Снова наступило молчанье. От грохота колеса вся мельница содрогалась.
– Эка, крови-то сколько, крови! Трупов не счесть, волки над ними, вороны! Мор пришел страшный! Куда ни глянь, одни трупы! Трупы и трупы, ничего не видать, все кровью залито.
Внезапно порыв ветра смахнул туман с колеса, и тут же на пригорке над мельницей появился с вязанкою дров на плечах уродище Черемис.
– Черемис, опусти заставку! – крикнула девка.
И, сказавши так, пошла умыть лицо и руки, а карлик меж тем усмирил воду.
Богун сидел задумавшись. Очнулся только, когда подошла Горпына.
– Больше ничего не видала? – спросил он ее.
– Что показалось, то показалось, дальше и глядеть не надо.
– А не врешь?
– Головой брата клянусь, правду сказала. На кол Донца посадят – за ноги привяжут к волам и потащат. Эх, жаль мне тебя, братец. Да не одному ему написана смерть-то! Экая показалась тьма трупов! Отродясь не видела столько! Быть великой войне на свете.
– А у нее, говоришь, ястреб над головою?
– Ну.
– И сама в венке была?
– В веночке и в белом платье.
– А откуда ты знаешь, что я – этот ястреб? Может, тот лях молодой, шляхтич, о котором ты от меня слыхала?

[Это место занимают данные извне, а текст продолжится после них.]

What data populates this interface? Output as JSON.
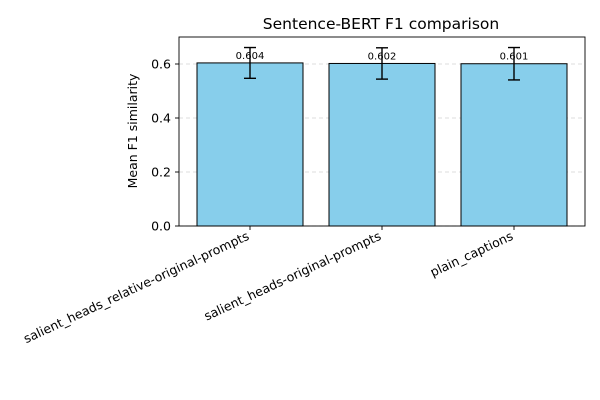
{
  "chart_data": {
    "type": "bar",
    "title": "Sentence-BERT F1 comparison",
    "xlabel": "",
    "ylabel": "Mean F1 similarity",
    "categories": [
      "salient_heads_relative-original-prompts",
      "salient_heads-original-prompts",
      "plain_captions"
    ],
    "values": [
      0.604,
      0.602,
      0.601
    ],
    "errors": [
      0.057,
      0.058,
      0.06
    ],
    "data_labels": [
      "0.604",
      "0.602",
      "0.601"
    ],
    "ylim": [
      0,
      0.7
    ],
    "yticks": [
      0.0,
      0.2,
      0.4,
      0.6
    ],
    "ytick_labels": [
      "0.0",
      "0.2",
      "0.4",
      "0.6"
    ],
    "grid": "y-dashed",
    "legend": "none",
    "colors": {
      "bar_fill": "#87ceeb",
      "bar_edge": "#000000",
      "error_bar": "#000000"
    }
  }
}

Девка насупила брови и задумалась.
– Нет, – сказала она, тряхнув головою, – коли б був лях, то би був орел.
– Слава богу! Слава богу! Ладно, пойду к ребятам, велю лошадей готовить в дорогу. Стемнеется, и поедем.
– Беспременно, значит, решил ехать?
– Хмель приказывал, и Кривонос тоже. Сама видела: быть великой войне, да и в Баре я про то ж прочитал в письме от Хмеля.
Богун на самом деле читать не умел, но стыдился этого – слыть простецом атаману не хотелось.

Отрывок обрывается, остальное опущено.